The novella closes with all the inhabitants of Hongwu who, after a night full of unexpected murders and frightened by this unknown serial killer, are holding their wives and children so as to protect them.
模范青年 (Mofan qingnian) “Model Youth”
Unlike all the other publications, this is his first autobiographical novel where the history, characters and setting first of all are in the first person and aren’t motivated by a work experience, but rather his own life being recounted.
The novel was published for the first time in the magazine Renmin wenxue 人民文学 (Literature of the People) November 20, 2011 and later in July 2012 by the publishing house Haitun shuguan 海豚书馆.
The author himself, A Yi, and his friend Zhou Qiyuan 周琪源 are the protagonists of this novel. In the book’s nineteen chapters the reader gets to know the two characters and their lives which emerge into a constant comparison between their completely opposite lifestyles.

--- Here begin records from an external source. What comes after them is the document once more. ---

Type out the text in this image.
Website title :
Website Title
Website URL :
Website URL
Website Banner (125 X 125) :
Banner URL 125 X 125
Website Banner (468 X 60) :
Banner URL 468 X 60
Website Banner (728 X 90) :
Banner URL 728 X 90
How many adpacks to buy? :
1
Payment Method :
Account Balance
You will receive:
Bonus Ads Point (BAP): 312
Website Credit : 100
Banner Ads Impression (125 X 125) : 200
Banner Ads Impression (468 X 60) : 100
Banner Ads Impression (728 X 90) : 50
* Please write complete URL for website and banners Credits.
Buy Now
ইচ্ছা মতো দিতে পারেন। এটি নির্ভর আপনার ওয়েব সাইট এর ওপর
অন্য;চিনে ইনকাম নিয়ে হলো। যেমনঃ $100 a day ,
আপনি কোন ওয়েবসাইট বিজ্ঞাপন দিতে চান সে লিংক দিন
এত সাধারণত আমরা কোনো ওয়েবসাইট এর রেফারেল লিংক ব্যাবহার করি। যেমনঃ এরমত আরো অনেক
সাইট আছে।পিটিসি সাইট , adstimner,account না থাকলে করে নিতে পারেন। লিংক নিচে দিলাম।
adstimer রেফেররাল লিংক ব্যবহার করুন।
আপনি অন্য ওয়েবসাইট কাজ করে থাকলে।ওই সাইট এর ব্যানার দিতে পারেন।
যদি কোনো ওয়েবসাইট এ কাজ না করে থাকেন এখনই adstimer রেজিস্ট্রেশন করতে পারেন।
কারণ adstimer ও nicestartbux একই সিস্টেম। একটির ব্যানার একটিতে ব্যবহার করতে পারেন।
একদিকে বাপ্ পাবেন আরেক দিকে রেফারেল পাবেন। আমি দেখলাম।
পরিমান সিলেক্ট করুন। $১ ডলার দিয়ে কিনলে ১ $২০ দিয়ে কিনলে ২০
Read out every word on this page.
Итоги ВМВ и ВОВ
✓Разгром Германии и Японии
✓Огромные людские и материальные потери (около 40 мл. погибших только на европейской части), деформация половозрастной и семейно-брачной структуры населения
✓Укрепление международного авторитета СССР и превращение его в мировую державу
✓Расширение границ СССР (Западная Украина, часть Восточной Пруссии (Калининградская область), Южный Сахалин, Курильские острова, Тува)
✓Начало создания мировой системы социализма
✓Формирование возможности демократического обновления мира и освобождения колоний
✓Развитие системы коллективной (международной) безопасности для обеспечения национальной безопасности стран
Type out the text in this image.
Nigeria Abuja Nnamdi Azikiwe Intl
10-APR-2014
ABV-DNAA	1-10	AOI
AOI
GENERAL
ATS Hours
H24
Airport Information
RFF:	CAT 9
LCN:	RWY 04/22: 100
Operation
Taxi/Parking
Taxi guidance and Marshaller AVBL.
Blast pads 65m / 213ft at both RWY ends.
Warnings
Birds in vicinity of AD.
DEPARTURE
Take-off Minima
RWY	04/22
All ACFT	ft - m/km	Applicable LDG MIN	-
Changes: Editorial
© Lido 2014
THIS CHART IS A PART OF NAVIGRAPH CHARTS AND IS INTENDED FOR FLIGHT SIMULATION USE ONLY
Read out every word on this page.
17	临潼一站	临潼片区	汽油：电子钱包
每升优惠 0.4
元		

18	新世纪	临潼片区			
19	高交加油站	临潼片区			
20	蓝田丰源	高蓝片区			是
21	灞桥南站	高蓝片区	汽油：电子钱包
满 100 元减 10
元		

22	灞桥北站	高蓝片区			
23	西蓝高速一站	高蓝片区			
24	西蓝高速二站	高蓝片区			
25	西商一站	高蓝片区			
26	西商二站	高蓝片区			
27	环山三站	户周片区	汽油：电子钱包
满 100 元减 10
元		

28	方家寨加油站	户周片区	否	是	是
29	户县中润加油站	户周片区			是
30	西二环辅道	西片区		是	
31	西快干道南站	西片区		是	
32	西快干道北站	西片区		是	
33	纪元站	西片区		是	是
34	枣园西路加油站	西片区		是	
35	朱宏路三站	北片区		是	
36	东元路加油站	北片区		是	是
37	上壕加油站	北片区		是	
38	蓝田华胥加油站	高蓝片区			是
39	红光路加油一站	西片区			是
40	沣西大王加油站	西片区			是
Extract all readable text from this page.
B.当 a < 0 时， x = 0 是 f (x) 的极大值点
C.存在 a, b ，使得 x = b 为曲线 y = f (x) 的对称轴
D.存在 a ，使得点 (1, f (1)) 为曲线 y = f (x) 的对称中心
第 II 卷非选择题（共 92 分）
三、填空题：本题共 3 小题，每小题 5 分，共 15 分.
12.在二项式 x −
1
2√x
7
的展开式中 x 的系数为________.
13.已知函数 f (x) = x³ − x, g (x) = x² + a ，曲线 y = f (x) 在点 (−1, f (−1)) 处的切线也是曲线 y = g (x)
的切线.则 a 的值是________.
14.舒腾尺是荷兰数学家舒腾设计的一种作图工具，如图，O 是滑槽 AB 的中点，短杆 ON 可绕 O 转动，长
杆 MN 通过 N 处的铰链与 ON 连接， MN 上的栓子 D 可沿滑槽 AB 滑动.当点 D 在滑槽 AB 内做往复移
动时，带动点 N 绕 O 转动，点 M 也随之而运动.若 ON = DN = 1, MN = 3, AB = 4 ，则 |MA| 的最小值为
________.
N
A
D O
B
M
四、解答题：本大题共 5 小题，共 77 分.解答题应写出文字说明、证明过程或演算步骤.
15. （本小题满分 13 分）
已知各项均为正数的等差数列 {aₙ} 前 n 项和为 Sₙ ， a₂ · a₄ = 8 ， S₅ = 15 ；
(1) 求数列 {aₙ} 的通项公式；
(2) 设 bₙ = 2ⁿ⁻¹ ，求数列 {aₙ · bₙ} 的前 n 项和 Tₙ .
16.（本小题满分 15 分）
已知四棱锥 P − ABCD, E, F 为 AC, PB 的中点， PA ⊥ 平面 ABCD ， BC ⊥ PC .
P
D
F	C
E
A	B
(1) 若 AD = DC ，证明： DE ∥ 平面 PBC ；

A Yi is always looking for a purpose in his life while Zhou Qiyuan is described by the author as the solitary type, studious with a well-defined life where he knows what he wants and how to get it. We’re therefore in the presence of a continuous comparison between the restlessness of A Yi and the loneliness and determination of Zhou Qiyuan.
However the death of Zhou Qiyuan has a crucial impact on the author, who for the first time finds himself facing the pain caused by death and as a result touches on the precariousness of his own life.